Palomares Nuclear Crash: America Agrees ‘In Principle’ With Spain To Clean Up One Of Its Most Serious Accidents Of Cold War


To clean up Palomares, contaminated by nuclear material after the infamous B-52 crash in 1966, America and Spain have come to an agreement. The two countries confirmed the agreement is “in principle,” and it will involve a lot of planning to decontaminate the affected region whose inhabitants have been living in fear for almost half a century.

Officials from Washington and Spain announced they have jointly agreed to the cleanup of Palomares, a region that was contaminated by plutonium-based radiation in 1966 after a U.S air force plane collision mid-air, resulting in four nuclear bombs dropping. Though none of the bombs went off, two of them leaked a lot of weapons-grade plutonium in the region. The land has been contaminated but not uninhabited, and the United States government has spent hundreds of thousands of dollars each year to have the area monitored, reported Yahoo News.

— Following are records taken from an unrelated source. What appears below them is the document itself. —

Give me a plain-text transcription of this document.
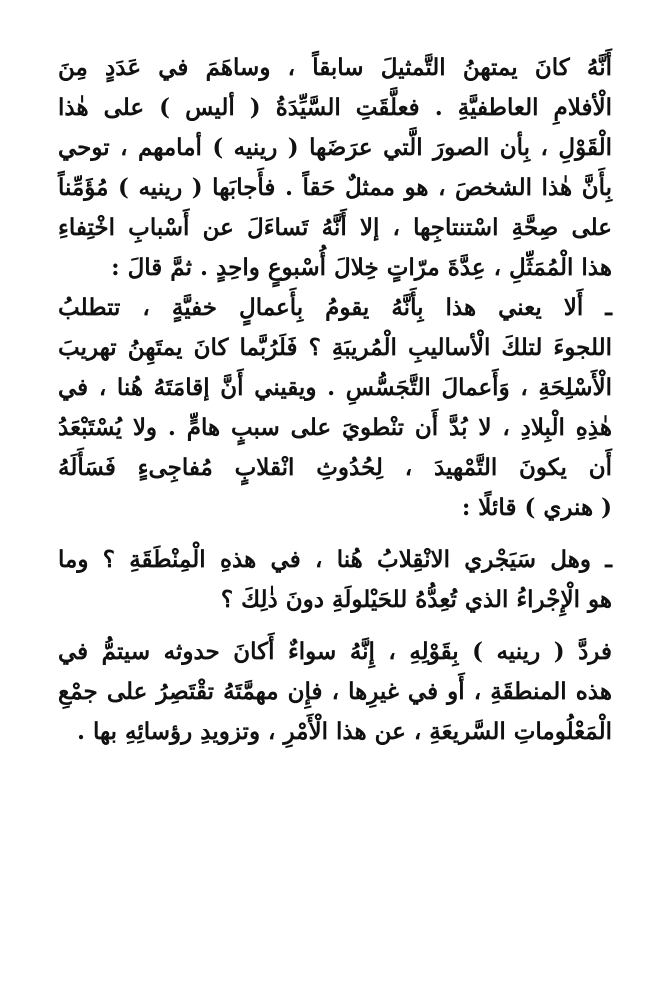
أَنَّهُ كانَ يمتهنُ التَّمثيلَ سابقاً ، وساهَمَ في عَدَدٍ مِنَ
الْأفلامِ العاطفيَّةِ . فعلَّقَتِ السَّيِّدَةُ ( أليس ) على هٰذا
الْقَوْلِ ، بِأن الصورَ الَّتي عرَضَها ( رينيه ) أمامهم ، توحي
بِأَنَّ هٰذا الشخصَ ، هو ممثلٌ حَقاً . فأَجابَها ( رينيه ) مُؤَمِّناً
على صِحَّةِ اسْتنتاجِها ، إلا أَنَّهُ تَساءَلَ عن أَسْبابِ اخْتِفاءِ
هذا الْمُمَثِّلِ ، عِدَّةَ مرّاتٍ خِلالَ أُسْبوعٍ واحِدٍ . ثمَّ قالَ :

ـ أَلا يعني هذا بِأَنَّهُ يقومُ بِأَعمالٍ خفيَّةٍ ، تتطلبُ
اللجوءَ لتلكَ الْأساليبِ الْمُريبَةِ ؟ فَلَرُبَّما كانَ يمتَهِنُ تهريبَ
الْأَسْلِحَةِ ، وَأَعمالَ التَّجَسُّسِ . ويقيني أَنَّ إقامَتَهُ هُنا ، في
هٰذِهِ الْبِلادِ ، لا بُدَّ أَن تنْطويَ على سببٍ هامٍّ . ولا يُسْتَبْعَدُ
أَن يكونَ التَّمْهيدَ ، لِحُدُوثِ انْقلابٍ مُفاجِىءٍ فَسَأَلَهُ
( هنري ) قائلًا :

ـ وهل سَيَجْري الانْقِلابُ هُنا ، في هذهِ الْمِنْطَقَةِ ؟ وما
هو الْإِجْراءُ الذي تُعِدُّهُ للحَيْلولَةِ دونَ ذٰلِكَ ؟

فردَّ ( رينيه ) بِقَوْلِهِ ، إِنَّهُ سواءٌ أَكانَ حدوثه سيتمُّ في
هذه المنطقَةِ ، أَو في غيرِها ، فإِن مهمَّتَهُ تقْتَصِرُ على جمْعِ
الْمَعْلُوماتِ السَّريعَةِ ، عن هذا الْأَمْرِ ، وتزويدِ رؤسائِهِ بها .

The agreement reached is “in principle”, which means that the two sides have only agreed that the United States will be responsible for the cleanup.

The “Statement of Intent” signed by Foreign Minister José Manuel García Margallo and U.S. Secretary of State John Kerry reads, “The two sides intend to negotiate a binding agreement for a cooperative effort to conduct further remediation of the Palomares site and arrange for disposal of the contaminated soil at an appropriate site in the United States.”

What this essentially means is that America will undertake a thorough study of the region and decide the best course of action to rid Palomares of nuclear material that has been lying there, dormant but potentially threatening to the local flora, fauna, and the human population. Thereafter, an agency that America chooses will be responsible for excavating the nuclear material. The material will then be safely neutralized and stored in containers and brought back to the United States, where it will be put away for good, presumably in deep underground silos that are traditionally reserved to store radioactive waste.

Palomares Nuclear Crash
The process will involve the removal of contaminated soil and the decontamination of the land. The joint press conference — held in Madrid, Margallo, to announce the initiation of the project — merely added that the process would begin soon. However, it did not divulge any more details regarding how long it is expected to take to rid the land of nuclear contamination.

For a long period of time, America has been paying $350,000 a year to monitor radioactivity levels. However, the agreement to pay an annual fee ended in 2010. Before the end of the accord, over a 1,000 locals in Palomares had to regularly undergo blood tests to check the level of contamination.


Incidentally, the agreement comes close to the 50-year anniversary of the crash, which is still considered as one of the most serious accidents involving active nuclear material, reported HNGN. The crash occurred on January 17, 1966. A U.S. B-52 bomber, one of the largest military warplanes back then, had been carrying four nuclear bombs with a yield of 1.5 megatons.

During a rather routine mid-air refueling operation 31,000 feet in the air, the bomber crashed into the tanker plane and sent four nuclear bombs hurtling towards the Spanish village of Palomares. Owing to safety mechanisms, none of the bombs exploded on impact. However, two of the bombs did break apart and leaked seven pounds of plutonium over a.76 square-mile area. A third bomb glided safely back to earth owing to parachutes, and a fourth landed five miles offshore and was later safely recovered by the USS Petrel without contaminating the region with nuclear material.

America has been monitoring the Palomares crash area for close to 50 years. It seems now it will finally remedy the situation.